Posted on | July 23, 2008 |

by Andrea Learned

It turns out that the average tenure of a chief marketing officer (CMO) is 22 months. What are brands expecting from these poor people that they’d replace them so quickly? (The moon is not an option, by the way.)

According to Richard Guha, the president of Marketing Executives Networking Group (MENG), brands aren’t giving marketing pros enough time to prove their worth. As quoted in a MediaPost article by Laurie Sullivan, :

…marketing professionals get the least amount of time to learn a company business, and in many ways they need the most to fully understand the brand’s position. Too often, he says, companies bring on competent staff and don’t give them the time to figure out the business.

This rush to react is sad but true, and even more common in a bad economy, I’d imagine. But, in the case of hiring/firing high level marketing professionals, it is amazingly short-sighted. After all, most marketers who are considered “successful” have been allowed the time and budget to invest in the consumer “courting” process. (Note: the elusion to dating in this context is not a gender stereotype, but a pointed description of how brands should see their efforts to reach all consumers.)

Thus, brands need to be ready to invest in the people heading that all important consumer investment process. Those companies that embrace the long term, deliberate and incremental steps of proving trustworthiness to customers will grow . Those that re-organize a marketing department for lightweight, short-term reasons may actually interrupt that very delicate growth momentum.

And yet, this sort of immediate (or, frantic?) response is fairly typical human behavior. We all want it now - increased sales, awards, media attention!

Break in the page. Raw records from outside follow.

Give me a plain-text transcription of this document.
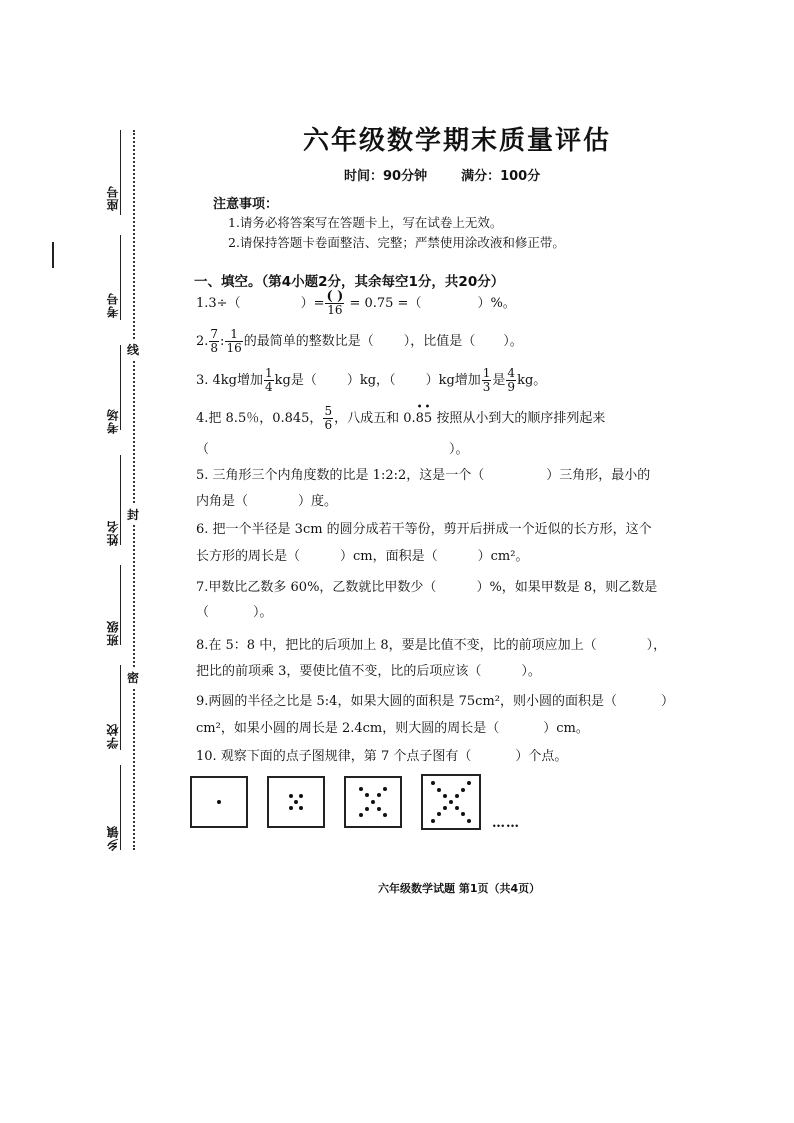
线
封
密
座号
考号
考场
姓名
班级
学校
乡镇
六年级数学期末质量评估
时间：90分钟	满分：100分
注意事项：
1.请务必将答案写在答题卡上，写在试卷上无效。
2.请保持答题卡卷面整洁、完整；严禁使用涂改液和修正带。
一、填空。（第4小题2分，其余每空1分，共20分）
1.3÷（	）= $\frac{( )}{16} = 0.75$ =（	）%。
2. $\frac{7}{8}$ : $\frac{1}{16}$ 的最简单的整数比是（ ），比值是（ ）。
3. 4kg增加 $\frac{1}{4}$ kg是（ ）kg，（ ）kg增加 $\frac{1}{3}$ 是 $\frac{4}{9}$ kg。
4.把 8.5％，0.845， $\frac{5}{6}$ ，八成五和 0.85
••
按照从小到大的顺序排列起来
（	）。
5. 三角形三个内角度数的比是 1:2:2，这是一个（	）三角形，最小的
内角是（	）度。
6. 把一个半径是 3cm 的圆分成若干等份，剪开后拼成一个近似的长方形，这个
长方形的周长是（	）cm，面积是（	）cm²。
7.甲数比乙数多 60%，乙数就比甲数少（	）%，如果甲数是 8，则乙数是
（	）。
8.在 5：8 中，把比的后项加上 8，要是比值不变，比的前项应加上（	），
把比的前项乘 3，要使比值不变，比的后项应该（	）。
9.两圆的半径之比是 5:4，如果大圆的面积是 75cm²，则小圆的面积是（	）
cm²，如果小圆的周长是 2.4cm，则大圆的周长是（	）cm。
10. 观察下面的点子图规律，第 7 个点子图有（	）个点。
……
六年级数学试题 第1页（共4页）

There are marketing professionals lining up to get those jobs, after all, so why not run through a few and see how it goes? Sigh. I find it telling that the brand leaders who fire their CMOs so quickly, as per the MENG research, would seem to have second guessed their own hiring process. Hmmm. Thus, in a flash of “that last campaign didn’t work,” out goes all the due diligence, time and budget on the initial CMO hire.

Why even discuss this lack of CMO investment? Because, there is a real connection between continuity in marketing decision-makers, messaging and how women may see and trust a brand. Subtle? Yes. But, discerning and savvy consumers all expect to see investment, not reactionary moves, throughout a brand’s internal and external actions.

The art and science of great marketing campaigns can only be delivered by people who have the talent and the experience. Of course, there will be cases where firing a CMO quickly is the best move. I simply propose a little extra caution before acting.

Everything is interconnected - often moreso from a woman’s perspective - so it makes good sense to invest in CMOs as much as customers, doesn’t it?

It is clearly an unstable and uncomfortable time in the marketplace. However, the idea is to resist reactionary fires and hires, and allow marketing leaders more time to prove themselves trustworthy (and effective). It might feel productive or smart to rush to fire a CMO, but the long-term harm in both consumer and general business perception may well not be worth it.

Comments

2 Responses to “Giving CMOs Their Due”

  1. Gavin Heaton
    July 24th, 2008 @ 7:20 am

    This is also compounded by the fact that a new CMO is likely to be saddled with the efforts of the previous incumbent — and measured on those results. By the time any new initiatives are in-market the door is already closing.

  2. Andrea Learned
    July 24th, 2008 @ 7:49 am

    Yes! CMOs can never be evaluated solely from within that (oft-cited) “silo” of their specific hire/fire dates. What were the marketing-related circumstances before the hire? Probably pretty bad (as that’s what usually inspires a candidate search). Great point, Gavin.